NASA astronauts Jasmine Mogbeli and Loral O’Hara were intricately replacing parts of a solar panel when a toolbox “accidentally went missing,” the agency said in a Nov. 1 statement.
“Flight controllers detected the toolbox using the station’s external cameras. Representatives of the agency wrote that the tools were not needed until the end of the spacewalk. “Flight management analyzed the bag’s trajectory and determined that the risk of re-contact with the station was low, the crew and the space station were safe, and no further action was required. He determined that it was not necessary.”
The toolbox will float around our planet for several months until tendrils of Earth’s atmosphere pull it back and it burns safely above the surface at an altitude of about 70 miles (113 kilometers). As of last week, the bag was about 258 miles (415 kilometers) above Earth.

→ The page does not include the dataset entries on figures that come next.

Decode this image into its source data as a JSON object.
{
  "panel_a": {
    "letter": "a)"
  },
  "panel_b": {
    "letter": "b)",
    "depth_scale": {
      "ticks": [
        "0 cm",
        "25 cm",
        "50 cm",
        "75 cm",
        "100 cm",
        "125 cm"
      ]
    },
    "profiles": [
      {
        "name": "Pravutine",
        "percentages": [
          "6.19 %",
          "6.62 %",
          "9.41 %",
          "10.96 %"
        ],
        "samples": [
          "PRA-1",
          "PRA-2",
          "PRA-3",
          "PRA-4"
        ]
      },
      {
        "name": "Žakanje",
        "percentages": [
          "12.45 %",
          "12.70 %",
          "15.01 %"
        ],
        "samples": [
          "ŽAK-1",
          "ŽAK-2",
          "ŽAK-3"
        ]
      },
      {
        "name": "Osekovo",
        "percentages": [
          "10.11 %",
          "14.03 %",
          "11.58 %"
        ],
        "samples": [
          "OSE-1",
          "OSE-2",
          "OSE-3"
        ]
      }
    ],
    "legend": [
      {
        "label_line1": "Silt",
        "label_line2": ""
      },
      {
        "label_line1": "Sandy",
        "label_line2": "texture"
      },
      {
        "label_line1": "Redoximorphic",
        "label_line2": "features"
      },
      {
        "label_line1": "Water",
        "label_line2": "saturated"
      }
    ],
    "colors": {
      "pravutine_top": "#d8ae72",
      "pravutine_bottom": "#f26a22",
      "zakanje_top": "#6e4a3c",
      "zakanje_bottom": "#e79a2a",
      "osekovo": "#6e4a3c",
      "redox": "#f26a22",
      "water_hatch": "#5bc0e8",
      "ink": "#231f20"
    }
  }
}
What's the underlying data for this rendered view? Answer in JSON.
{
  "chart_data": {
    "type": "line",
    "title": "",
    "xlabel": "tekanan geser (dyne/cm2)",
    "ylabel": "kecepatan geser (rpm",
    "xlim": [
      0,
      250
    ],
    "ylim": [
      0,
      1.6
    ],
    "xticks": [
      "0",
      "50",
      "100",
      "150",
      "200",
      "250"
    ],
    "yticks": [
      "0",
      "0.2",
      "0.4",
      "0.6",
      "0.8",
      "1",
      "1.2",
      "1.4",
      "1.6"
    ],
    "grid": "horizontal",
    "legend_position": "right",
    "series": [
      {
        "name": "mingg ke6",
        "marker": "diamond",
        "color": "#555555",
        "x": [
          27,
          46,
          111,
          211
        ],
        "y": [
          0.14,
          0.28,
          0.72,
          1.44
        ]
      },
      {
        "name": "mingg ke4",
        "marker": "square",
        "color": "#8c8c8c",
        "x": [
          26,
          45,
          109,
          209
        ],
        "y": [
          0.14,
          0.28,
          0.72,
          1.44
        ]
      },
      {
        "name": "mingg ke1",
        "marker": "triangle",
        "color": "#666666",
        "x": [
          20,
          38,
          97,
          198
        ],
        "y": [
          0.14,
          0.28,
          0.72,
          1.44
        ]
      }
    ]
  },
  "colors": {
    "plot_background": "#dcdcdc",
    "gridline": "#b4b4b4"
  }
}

You can see the toolbox an astronaut dropped during a spacewalk on November 2, 2023.
The toolbox currently bears the US Space Force designation 58229/1998-067WC in the Artificial Object Cataloging System; Harvard-Smithsonian Center for Astrophysics astronomer Jonathan McDowell (who also tracks space launches, landings and re-entry) shares with X.
NASA keeps a close eye on any space debris that forms into the mile-long “pizza box” shape around the space station; During its 24 years of operation, the orbital complex has gone off course about 40 times, but the agency uses a conservative threshold of 1 in 10,000 chances to ensure the safety of the crew.
As the number of launches and satellites in orbit continues to increase, the potential for space debris also increases. European Space Agency models suggest there could be around 130 million pieces of space debris larger than a millimeter in size. But traceable cosmic elements are much fewer.